As you walk your spiritual journey, reading blogs, and hopefully trying out practices and paying attention for God being at work in the world, I hope and pray that God will surprise you with unforeseen outcomes as you walk your path. No matter why you think you have set out, I pray God meets you along the way and surprises you with wonderful insights and truths about Himself and about you, the sorts of revelations that we know intuitively are divine in nature. Often when the reason changes it isn’t as arbitrary as how those folks chose socks but rather is a sign of the Holy Spirit working in you moving you mind to where it needs to focus.

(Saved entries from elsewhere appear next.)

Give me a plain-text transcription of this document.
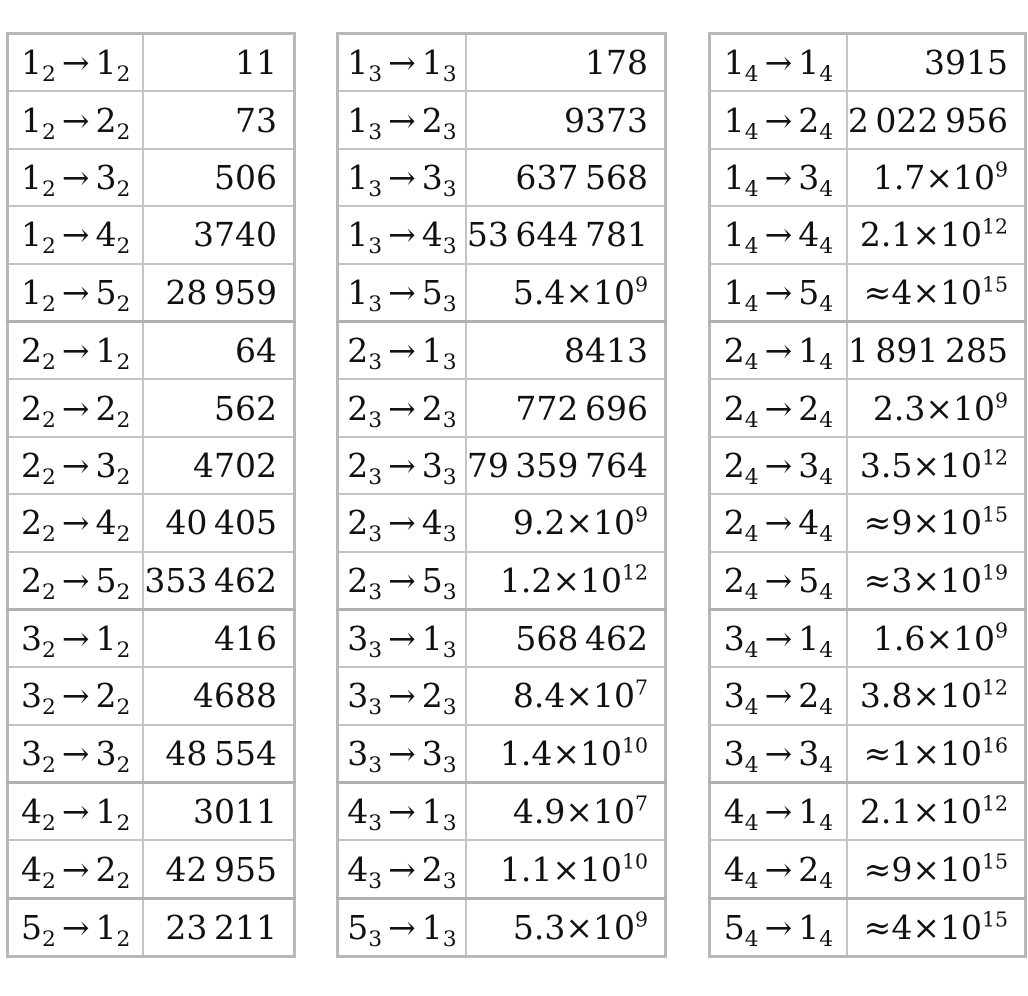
$1_2 \to 1_2$	11
$1_2 \to 2_2$	73
$1_2 \to 3_2$	506
$1_2 \to 4_2$	3740
$1_2 \to 5_2$	28 959
$2_2 \to 1_2$	64
$2_2 \to 2_2$	562
$2_2 \to 3_2$	4702
$2_2 \to 4_2$	40 405
$2_2 \to 5_2$	353 462
$3_2 \to 1_2$	416
$3_2 \to 2_2$	4688
$3_2 \to 3_2$	48 554
$4_2 \to 1_2$	3011
$4_2 \to 2_2$	42 955
$5_2 \to 1_2$	23 211
$1_3 \to 1_3$	178
$1_3 \to 2_3$	9373
$1_3 \to 3_3$	637 568
$1_3 \to 4_3$	53 644 781
$1_3 \to 5_3$	$5.4\times 10^9$
$2_3 \to 1_3$	8413
$2_3 \to 2_3$	772 696
$2_3 \to 3_3$	79 359 764
$2_3 \to 4_3$	$9.2\times 10^9$
$2_3 \to 5_3$	$1.2\times 10^{12}$
$3_3 \to 1_3$	568 462
$3_3 \to 2_3$	$8.4\times 10^7$
$3_3 \to 3_3$	$1.4\times 10^{10}$
$4_3 \to 1_3$	$4.9\times 10^7$
$4_3 \to 2_3$	$1.1\times 10^{10}$
$5_3 \to 1_3$	$5.3\times 10^9$
$1_4 \to 1_4$	3915
$1_4 \to 2_4$	2 022 956
$1_4 \to 3_4$	$1.7\times 10^9$
$1_4 \to 4_4$	$2.1\times 10^{12}$
$1_4 \to 5_4$	$\approx 4\times 10^{15}$
$2_4 \to 1_4$	1 891 285
$2_4 \to 2_4$	$2.3\times 10^9$
$2_4 \to 3_4$	$3.5\times 10^{12}$
$2_4 \to 4_4$	$\approx 9\times 10^{15}$
$2_4 \to 5_4$	$\approx 3\times 10^{19}$
$3_4 \to 1_4$	$1.6\times 10^9$
$3_4 \to 2_4$	$3.8\times 10^{12}$
$3_4 \to 3_4$	$\approx 1\times 10^{16}$
$4_4 \to 1_4$	$2.1\times 10^{12}$
$4_4 \to 2_4$	$\approx 9\times 10^{15}$
$5_4 \to 1_4$	$\approx 4\times 10^{15}$
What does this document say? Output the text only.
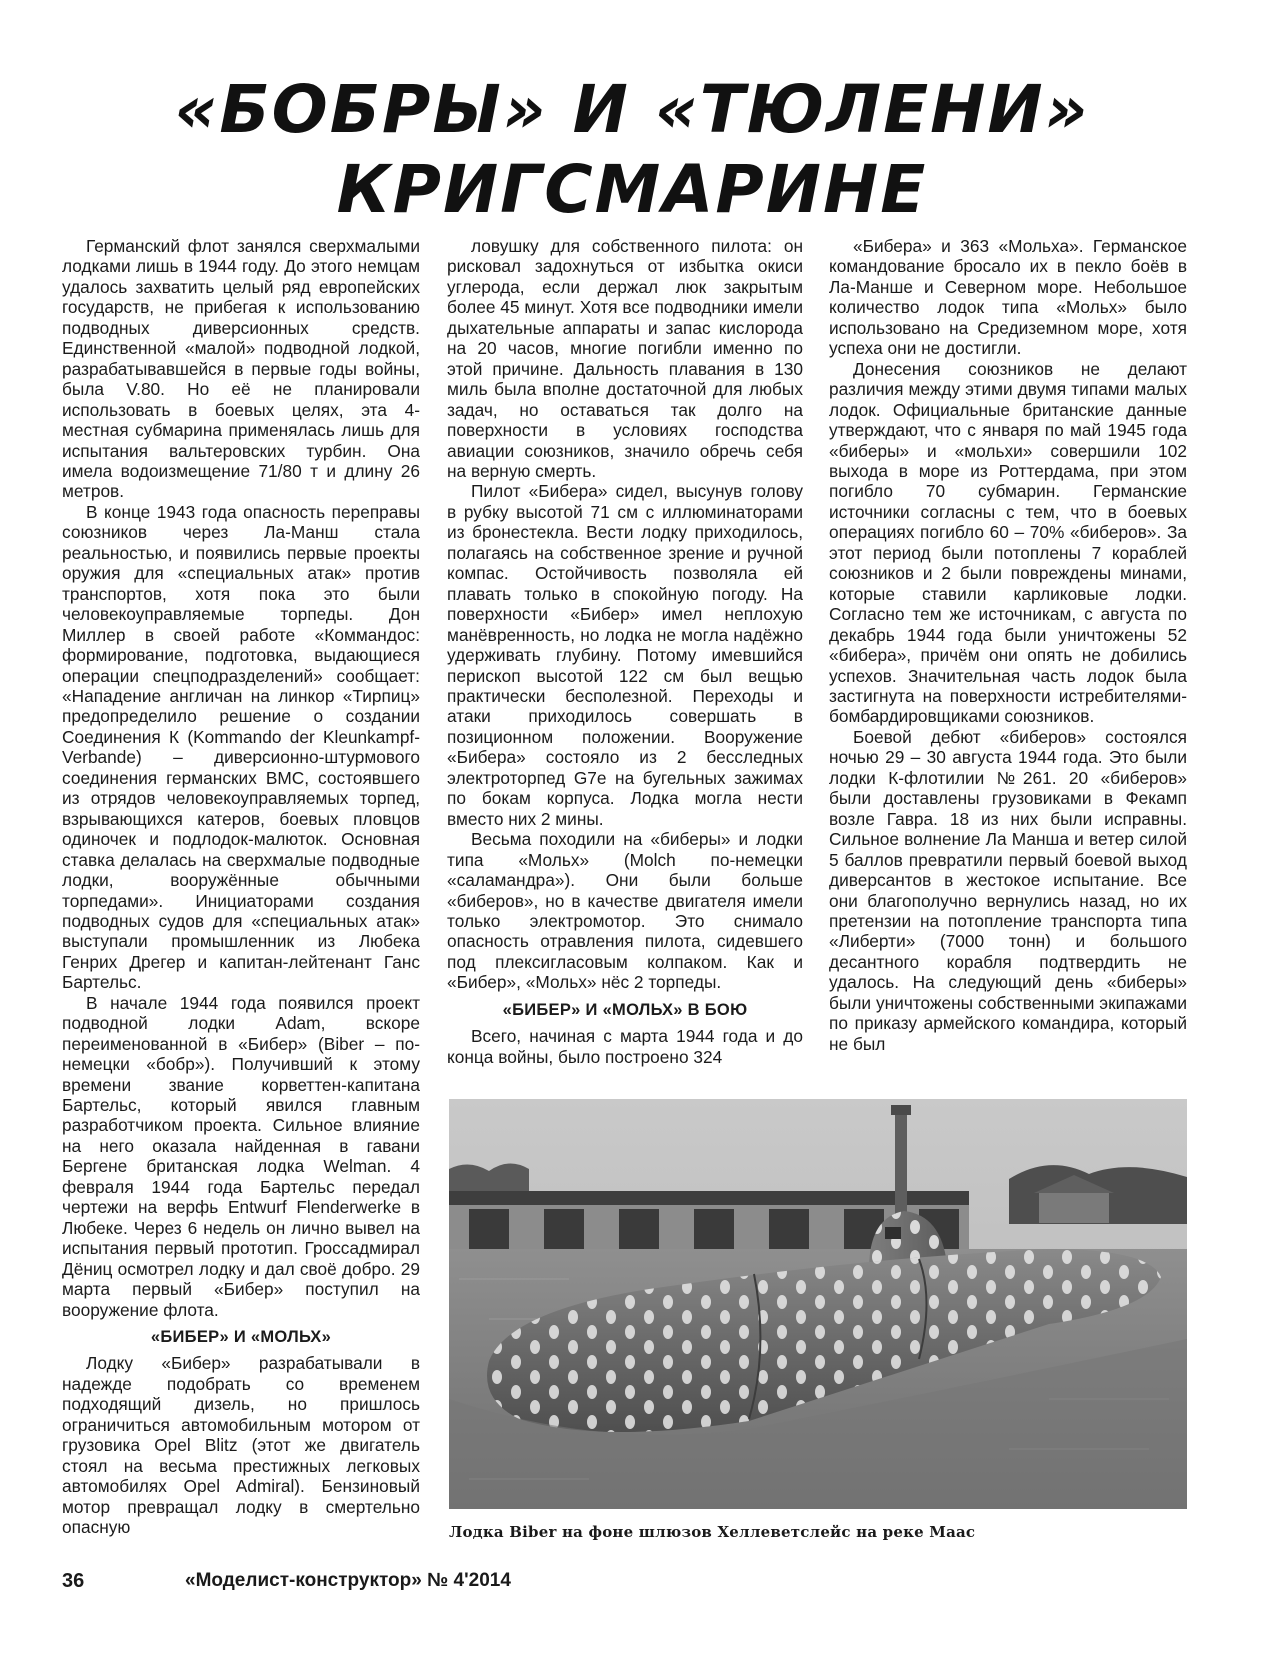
«БОБРЫ» И «ТЮЛЕНИ»
КРИГСМАРИНЕ

Германский флот занялся сверхмалыми лодками лишь в 1944 году. До этого немцам удалось захватить целый ряд европейских государств, не прибегая к использованию подводных диверсионных средств. Единственной «малой» подводной лодкой, разрабатывавшейся в первые годы войны, была V.80. Но её не планировали использовать в боевых целях, эта 4-местная субмарина применялась лишь для испытания вальтеровских турбин. Она имела водоизмещение 71/80 т и длину 26 метров.

В конце 1943 года опасность переправы союзников через Ла-Манш стала реальностью, и появились первые проекты оружия для «специальных атак» против транспортов, хотя пока это были человекоуправляемые торпеды. Дон Миллер в своей работе «Коммандос: формирование, подготовка, выдающиеся операции спецподразделений» сообщает: «Нападение англичан на линкор «Тирпиц» предопределило решение о создании Соединения К (Kommando der Kleunkampf-Verbande) – диверсионно-штурмового соединения германских ВМС, состоявшего из отрядов человекоуправляемых торпед, взрывающихся катеров, боевых пловцов одиночек и подлодок-малюток. Основная ставка делалась на сверхмалые подводные лодки, вооружённые обычными торпедами». Инициаторами создания подводных судов для «специальных атак» выступали промышленник из Любека Генрих Дрегер и капитан-лейтенант Ганс Бартельс.

В начале 1944 года появился проект подводной лодки Adam, вскоре переименованной в «Бибер» (Biber – по-немецки «бобр»). Получивший к этому времени звание корветтен-капитана Бартельс, который явился главным разработчиком проекта. Сильное влияние на него оказала найденная в гавани Бергене британская лодка Welman. 4 февраля 1944 года Бартельс передал чертежи на верфь Entwurf Flenderwerke в Любеке. Через 6 недель он лично вывел на испытания первый прототип. Гроссадмирал Дёниц осмотрел лодку и дал своё добро. 29 марта первый «Бибер» поступил на вооружение флота.

«БИБЕР» И «МОЛЬХ»

Лодку «Бибер» разрабатывали в надежде подобрать со временем подходящий дизель, но пришлось ограничиться автомобильным мотором от грузовика Opel Blitz (этот же двигатель стоял на весьма престижных легковых автомобилях Opel Admiral). Бензиновый мотор превращал лодку в смертельно опасную

ловушку для собственного пилота: он рисковал задохнуться от избытка окиси углерода, если держал люк закрытым более 45 минут. Хотя все подводники имели дыхательные аппараты и запас кислорода на 20 часов, многие погибли именно по этой причине. Дальность плавания в 130 миль была вполне достаточной для любых задач, но оставаться так долго на поверхности в условиях господства авиации союзников, значило обречь себя на верную смерть.

Пилот «Бибера» сидел, высунув голову в рубку высотой 71 см с иллюминаторами из бронестекла. Вести лодку приходилось, полагаясь на собственное зрение и ручной компас. Остойчивость позволяла ей плавать только в спокойную погоду. На поверхности «Бибер» имел неплохую манёвренность, но лодка не могла надёжно удерживать глубину. Потому имевшийся перископ высотой 122 см был вещью практически бесполезной. Переходы и атаки приходилось совершать в позиционном положении. Вооружение «Бибера» состояло из 2 бесследных электроторпед G7e на бугельных зажимах по бокам корпуса. Лодка могла нести вместо них 2 мины.

Весьма походили на «биберы» и лодки типа «Мольх» (Molch по-немецки «саламандра»). Они были больше «биберов», но в качестве двигателя имели только электромотор. Это снимало опасность отравления пилота, сидевшего под плексигласовым колпаком. Как и «Бибер», «Мольх» нёс 2 торпеды.

«БИБЕР» И «МОЛЬХ» В БОЮ

Всего, начиная с марта 1944 года и до конца войны, было построено 324

«Бибера» и 363 «Мольха». Германское командование бросало их в пекло боёв в Ла-Манше и Северном море. Небольшое количество лодок типа «Мольх» было использовано на Средиземном море, хотя успеха они не достигли.

Донесения союзников не делают различия между этими двумя типами малых лодок. Официальные британские данные утверждают, что с января по май 1945 года «биберы» и «мольхи» совершили 102 выхода в море из Роттердама, при этом погибло 70 субмарин. Германские источники согласны с тем, что в боевых операциях погибло 60 – 70% «биберов». За этот период были потоплены 7 кораблей союзников и 2 были повреждены минами, которые ставили карликовые лодки. Согласно тем же источникам, с августа по декабрь 1944 года были уничтожены 52 «бибера», причём они опять не добились успехов. Значительная часть лодок была застигнута на поверхности истребителями-бомбардировщиками союзников.

Боевой дебют «биберов» состоялся ночью 29 – 30 августа 1944 года. Это были лодки К-флотилии №261. 20 «биберов» были доставлены грузовиками в Фекамп возле Гавра. 18 из них были исправны. Сильное волнение Ла Манша и ветер силой 5 баллов превратили первый боевой выход диверсантов в жестокое испытание. Все они благополучно вернулись назад, но их претензии на потопление транспорта типа «Либерти» (7000 тонн) и большого десантного корабля подтвердить не удалось. На следующий день «биберы» были уничтожены собственными экипажами по приказу армейского командира, который не был

Лодка Biber на фоне шлюзов Хеллеветслейс на реке Маас
36	«Моделист-конструктор» № 4'2014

Don’t feel pressured by your goals, intentions, holy desires, or by others who want to see you grow and flourish spiritually. One ingredient of the path that we can all be sure of is imperfection. Most of us grew up with parents, teachers, siblings, and friends who expected us to try hard and lean towards accomplishment and perfection. We have been trained to seek out the “right” way to do a thing and then to “do it properly.” One of the hardest parts of the spiritual practices is that there is no such thing as a universal perfect. Just as there is no one correct reason to walk the Compostela trail there is no one spiritual discipline nor one way to do even the ones we do agree on. There is no one way to pray, meditate, read the bible, journal, share a table, make love, or anything else. No one wins at these; we all just walk along the path before us. Some go further or faster, some paths are narrow others seem more wide.
My point is we must drop the habit of seeking perfection, Jesus was perfect, we are not. Jesus prayed perfectly connected to God, we are more like the disciples who kept falling asleep.
I invite you to ponder who you are trying to impress or please with your spiritual journey and why. We remain humble and open, we learn and we reflect. It is neither good nor bad but it is calling us to our path. Wobbly and imperfect with unpredictable stops along the way.
So, forget perfect and embrace your path.
Take a moment to consider your why, be honest, open, and courageous as you do.